Wednesday, February 16, 2005

Fashion in Weimar Germany

Fashion in Weimar Germany. An essay discussing images of the 'New Woman' with short bobbed hair and masculine clothes in relation to their roots in the sociological background of Germany in the 1920s.

From the site:

It is Germany, 1928. Raucous laughter from the cabaret seeps outside as Lotte passes in the shadows of the cold Berlin night. The streets are sexually charged, lined with a heady concoction of prostitution, homosexuality, transvestism and drugs. Still spinning from the collective lust roaring unashamedly through the theatre that evening, Lotte heads now for the café bar at the Eden Hotel where she lives. Jostling with leggy glamour girls as she takes her drink, Lotte pushes a straying strand of short hair behind her ear, settles her slender trouser-suited body into the deep folds of an armchair and smiles provocatively as she lights a cigarette.

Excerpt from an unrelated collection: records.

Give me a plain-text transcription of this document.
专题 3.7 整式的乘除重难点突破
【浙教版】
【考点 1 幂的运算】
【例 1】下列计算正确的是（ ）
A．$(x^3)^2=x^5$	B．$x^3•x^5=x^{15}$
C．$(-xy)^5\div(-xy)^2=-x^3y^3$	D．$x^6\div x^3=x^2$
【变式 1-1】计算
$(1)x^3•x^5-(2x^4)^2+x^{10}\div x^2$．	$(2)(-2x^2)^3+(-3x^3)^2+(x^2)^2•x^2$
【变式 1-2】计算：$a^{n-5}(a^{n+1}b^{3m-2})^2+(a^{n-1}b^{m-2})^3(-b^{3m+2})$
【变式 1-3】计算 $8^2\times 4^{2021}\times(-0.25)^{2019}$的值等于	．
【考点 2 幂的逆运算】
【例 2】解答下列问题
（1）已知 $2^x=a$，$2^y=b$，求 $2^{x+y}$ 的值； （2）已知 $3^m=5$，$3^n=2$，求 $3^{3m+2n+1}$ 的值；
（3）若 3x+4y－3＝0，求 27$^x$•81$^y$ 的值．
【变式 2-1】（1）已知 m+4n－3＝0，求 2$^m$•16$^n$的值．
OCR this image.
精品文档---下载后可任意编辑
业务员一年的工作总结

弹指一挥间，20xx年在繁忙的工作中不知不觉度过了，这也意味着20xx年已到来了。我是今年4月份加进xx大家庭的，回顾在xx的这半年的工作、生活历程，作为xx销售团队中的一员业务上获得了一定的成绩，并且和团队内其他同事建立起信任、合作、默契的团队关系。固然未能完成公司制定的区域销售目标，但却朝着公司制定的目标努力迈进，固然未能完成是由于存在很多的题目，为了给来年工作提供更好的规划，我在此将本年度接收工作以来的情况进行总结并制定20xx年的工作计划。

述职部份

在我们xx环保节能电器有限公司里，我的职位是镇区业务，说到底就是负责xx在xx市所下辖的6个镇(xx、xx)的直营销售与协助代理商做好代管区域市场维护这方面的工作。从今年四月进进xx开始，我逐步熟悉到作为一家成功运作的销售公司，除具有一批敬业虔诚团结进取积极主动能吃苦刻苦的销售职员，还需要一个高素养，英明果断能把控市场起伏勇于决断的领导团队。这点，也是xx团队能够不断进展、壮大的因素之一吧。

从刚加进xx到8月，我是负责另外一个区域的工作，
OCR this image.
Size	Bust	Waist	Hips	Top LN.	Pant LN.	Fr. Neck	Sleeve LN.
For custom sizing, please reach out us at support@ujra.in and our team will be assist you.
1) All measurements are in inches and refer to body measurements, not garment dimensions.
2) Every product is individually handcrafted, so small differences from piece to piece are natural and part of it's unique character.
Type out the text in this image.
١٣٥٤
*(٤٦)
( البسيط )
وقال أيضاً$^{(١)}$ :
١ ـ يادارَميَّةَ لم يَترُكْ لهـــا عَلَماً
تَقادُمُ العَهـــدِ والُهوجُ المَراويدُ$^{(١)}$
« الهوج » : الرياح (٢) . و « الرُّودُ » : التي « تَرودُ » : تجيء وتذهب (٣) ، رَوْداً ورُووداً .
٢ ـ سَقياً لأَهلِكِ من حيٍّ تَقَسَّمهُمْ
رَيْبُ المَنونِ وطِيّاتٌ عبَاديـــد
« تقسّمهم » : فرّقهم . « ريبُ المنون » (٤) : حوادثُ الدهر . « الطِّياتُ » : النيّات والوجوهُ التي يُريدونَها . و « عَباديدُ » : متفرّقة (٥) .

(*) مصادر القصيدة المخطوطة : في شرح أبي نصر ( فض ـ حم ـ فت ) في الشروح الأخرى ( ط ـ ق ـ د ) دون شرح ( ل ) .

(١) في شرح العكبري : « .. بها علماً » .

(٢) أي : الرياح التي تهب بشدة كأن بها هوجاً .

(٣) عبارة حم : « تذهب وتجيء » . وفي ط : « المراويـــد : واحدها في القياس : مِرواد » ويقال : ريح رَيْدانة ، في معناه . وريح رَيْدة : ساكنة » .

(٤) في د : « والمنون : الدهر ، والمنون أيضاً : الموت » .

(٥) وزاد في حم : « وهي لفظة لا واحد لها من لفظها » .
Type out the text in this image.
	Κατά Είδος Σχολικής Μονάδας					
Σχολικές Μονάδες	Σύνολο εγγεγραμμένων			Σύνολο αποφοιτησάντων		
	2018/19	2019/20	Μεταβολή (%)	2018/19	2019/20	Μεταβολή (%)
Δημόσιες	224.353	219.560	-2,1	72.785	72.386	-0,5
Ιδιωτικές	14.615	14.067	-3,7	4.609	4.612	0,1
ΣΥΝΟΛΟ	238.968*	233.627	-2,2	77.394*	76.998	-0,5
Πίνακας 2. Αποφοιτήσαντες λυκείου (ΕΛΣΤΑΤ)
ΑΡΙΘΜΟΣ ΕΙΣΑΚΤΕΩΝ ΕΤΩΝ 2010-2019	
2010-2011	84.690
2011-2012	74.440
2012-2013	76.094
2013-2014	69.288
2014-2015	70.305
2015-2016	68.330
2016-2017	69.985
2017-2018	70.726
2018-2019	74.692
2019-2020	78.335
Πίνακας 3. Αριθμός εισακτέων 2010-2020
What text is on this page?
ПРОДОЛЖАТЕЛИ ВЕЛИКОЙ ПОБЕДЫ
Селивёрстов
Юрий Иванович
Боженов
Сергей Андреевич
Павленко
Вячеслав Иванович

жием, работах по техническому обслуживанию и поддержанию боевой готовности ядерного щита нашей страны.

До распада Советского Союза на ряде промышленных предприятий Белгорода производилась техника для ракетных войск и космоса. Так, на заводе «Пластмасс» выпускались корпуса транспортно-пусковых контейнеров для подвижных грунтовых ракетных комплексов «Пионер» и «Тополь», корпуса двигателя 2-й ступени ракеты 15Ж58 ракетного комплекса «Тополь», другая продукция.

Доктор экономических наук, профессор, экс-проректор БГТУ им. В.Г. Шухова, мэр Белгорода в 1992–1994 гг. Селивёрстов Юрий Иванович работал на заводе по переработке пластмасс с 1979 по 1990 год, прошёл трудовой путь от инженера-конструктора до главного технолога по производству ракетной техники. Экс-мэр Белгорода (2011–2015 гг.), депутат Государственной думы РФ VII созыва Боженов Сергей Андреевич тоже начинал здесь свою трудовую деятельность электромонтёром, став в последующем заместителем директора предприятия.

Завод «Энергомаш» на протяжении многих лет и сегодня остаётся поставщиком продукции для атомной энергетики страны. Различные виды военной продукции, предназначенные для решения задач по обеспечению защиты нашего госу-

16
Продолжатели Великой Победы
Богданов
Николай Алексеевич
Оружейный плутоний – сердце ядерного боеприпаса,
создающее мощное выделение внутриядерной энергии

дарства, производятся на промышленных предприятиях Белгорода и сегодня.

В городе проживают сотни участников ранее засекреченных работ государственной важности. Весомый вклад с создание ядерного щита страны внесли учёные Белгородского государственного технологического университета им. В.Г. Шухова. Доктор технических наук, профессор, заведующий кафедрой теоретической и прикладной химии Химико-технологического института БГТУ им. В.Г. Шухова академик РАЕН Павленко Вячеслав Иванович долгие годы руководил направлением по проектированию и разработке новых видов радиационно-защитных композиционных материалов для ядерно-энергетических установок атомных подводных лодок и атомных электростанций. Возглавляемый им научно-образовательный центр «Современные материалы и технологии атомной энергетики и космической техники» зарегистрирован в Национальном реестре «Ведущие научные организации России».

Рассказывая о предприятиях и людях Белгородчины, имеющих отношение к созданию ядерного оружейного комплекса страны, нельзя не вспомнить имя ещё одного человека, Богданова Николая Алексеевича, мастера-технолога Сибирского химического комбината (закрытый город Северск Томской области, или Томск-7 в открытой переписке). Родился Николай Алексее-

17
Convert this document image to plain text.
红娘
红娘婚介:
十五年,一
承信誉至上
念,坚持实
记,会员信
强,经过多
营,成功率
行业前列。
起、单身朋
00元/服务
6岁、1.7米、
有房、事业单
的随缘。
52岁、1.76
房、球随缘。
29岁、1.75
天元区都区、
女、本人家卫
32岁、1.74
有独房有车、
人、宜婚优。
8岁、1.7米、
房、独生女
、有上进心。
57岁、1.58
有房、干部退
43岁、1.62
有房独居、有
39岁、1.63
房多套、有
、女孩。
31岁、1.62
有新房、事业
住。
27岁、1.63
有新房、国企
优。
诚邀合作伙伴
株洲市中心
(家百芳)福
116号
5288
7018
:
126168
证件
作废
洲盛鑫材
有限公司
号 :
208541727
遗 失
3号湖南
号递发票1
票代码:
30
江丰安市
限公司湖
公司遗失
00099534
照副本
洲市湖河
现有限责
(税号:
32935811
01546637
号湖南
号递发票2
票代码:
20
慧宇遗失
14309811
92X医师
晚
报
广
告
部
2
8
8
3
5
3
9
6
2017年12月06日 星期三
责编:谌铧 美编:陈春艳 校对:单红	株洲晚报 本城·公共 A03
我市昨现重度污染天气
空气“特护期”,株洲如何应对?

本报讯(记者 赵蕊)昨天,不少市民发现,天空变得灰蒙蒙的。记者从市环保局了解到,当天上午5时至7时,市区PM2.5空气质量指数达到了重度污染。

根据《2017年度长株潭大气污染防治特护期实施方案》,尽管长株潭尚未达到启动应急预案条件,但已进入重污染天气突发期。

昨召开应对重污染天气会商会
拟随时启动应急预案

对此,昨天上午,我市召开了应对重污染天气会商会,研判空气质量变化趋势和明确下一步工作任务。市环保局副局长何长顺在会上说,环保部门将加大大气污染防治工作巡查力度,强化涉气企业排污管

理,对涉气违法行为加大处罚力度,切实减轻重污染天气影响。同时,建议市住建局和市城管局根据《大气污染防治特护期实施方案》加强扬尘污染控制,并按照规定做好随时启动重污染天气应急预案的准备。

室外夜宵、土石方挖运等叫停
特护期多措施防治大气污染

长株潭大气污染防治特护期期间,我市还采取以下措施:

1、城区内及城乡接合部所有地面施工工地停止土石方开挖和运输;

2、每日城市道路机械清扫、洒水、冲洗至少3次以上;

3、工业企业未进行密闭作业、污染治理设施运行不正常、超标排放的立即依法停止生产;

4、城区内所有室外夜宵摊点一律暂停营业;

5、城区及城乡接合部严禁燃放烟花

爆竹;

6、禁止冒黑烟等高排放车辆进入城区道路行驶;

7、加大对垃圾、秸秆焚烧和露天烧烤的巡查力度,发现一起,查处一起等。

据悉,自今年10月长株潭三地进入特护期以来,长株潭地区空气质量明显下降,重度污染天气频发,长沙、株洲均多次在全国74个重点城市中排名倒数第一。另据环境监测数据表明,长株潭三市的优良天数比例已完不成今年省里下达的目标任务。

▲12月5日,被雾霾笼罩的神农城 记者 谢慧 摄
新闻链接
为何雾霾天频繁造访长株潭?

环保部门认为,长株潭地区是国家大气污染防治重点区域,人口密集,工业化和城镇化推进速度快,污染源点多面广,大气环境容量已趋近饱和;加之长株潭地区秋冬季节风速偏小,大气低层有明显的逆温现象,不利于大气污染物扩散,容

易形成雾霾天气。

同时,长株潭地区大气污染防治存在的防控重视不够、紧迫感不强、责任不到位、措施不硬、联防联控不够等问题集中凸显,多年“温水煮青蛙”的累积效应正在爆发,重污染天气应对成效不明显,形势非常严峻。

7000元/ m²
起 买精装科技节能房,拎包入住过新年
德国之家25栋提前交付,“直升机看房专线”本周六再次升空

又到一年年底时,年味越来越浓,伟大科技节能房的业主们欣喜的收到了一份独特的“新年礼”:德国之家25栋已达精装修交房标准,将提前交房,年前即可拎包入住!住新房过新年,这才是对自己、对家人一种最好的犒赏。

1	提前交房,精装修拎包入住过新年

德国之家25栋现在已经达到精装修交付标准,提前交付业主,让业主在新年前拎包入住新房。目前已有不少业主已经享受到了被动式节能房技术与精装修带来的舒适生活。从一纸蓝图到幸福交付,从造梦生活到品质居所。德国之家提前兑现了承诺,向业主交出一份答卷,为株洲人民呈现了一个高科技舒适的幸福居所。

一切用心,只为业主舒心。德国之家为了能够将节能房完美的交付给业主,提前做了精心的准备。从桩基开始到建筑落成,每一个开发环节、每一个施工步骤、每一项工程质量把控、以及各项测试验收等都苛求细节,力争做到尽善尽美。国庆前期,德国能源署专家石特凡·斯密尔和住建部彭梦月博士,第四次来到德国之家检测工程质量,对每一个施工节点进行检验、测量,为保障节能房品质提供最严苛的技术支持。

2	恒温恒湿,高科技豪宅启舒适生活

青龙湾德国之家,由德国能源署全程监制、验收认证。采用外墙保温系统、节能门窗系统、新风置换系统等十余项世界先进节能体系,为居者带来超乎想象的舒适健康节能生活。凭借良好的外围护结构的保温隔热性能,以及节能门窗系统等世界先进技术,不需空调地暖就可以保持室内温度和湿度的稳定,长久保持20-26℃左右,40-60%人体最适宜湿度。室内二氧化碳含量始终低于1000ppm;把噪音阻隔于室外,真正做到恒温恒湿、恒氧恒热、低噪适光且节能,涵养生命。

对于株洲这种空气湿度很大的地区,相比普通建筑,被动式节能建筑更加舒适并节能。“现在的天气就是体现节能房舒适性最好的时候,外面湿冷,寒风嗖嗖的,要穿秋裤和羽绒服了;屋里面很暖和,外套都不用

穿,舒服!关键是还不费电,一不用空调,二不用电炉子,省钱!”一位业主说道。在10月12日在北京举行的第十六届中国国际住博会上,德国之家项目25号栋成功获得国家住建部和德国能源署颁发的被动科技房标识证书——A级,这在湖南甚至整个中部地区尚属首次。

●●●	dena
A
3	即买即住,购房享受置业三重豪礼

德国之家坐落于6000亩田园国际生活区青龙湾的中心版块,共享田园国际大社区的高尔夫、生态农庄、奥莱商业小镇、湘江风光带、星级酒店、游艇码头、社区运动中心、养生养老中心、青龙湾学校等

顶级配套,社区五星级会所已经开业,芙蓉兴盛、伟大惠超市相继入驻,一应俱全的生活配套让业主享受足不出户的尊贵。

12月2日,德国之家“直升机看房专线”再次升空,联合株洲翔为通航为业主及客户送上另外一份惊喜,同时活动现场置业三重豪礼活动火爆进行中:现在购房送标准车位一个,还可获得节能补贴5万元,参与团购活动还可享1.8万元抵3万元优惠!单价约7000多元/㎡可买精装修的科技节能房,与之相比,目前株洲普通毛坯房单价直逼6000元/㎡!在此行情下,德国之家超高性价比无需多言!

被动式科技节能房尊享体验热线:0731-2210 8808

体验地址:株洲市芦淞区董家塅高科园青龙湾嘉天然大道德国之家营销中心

Berlin's interwar reputation of hedonistic decadence and debauchery is familiar through scenes from Metropolis by Fritz Lang, images of Marlene Dietrich in The Blue Angel by Josef von Sternberg and stage productions of The Threepenny Opera by Bertolt Brecht. A ferment of artistic and sexual experimentation, the Weimar Republic (1918-1933) privileged an outpouring of cultural creativity in the Bauhaus movement of modern art and the development of the International Style in modern architecture. Against a background of inflation and depression, Berlin drew the talent and energies of the rest of Germany towards its glittering cabaret performances and burgeoning sex tourism industry. From within this hotbed of frenzied immorality, supposedly constitutional sexual equality worked to create the myth of the sexually liberated and financially independent 'New Woman' in Weimar German society.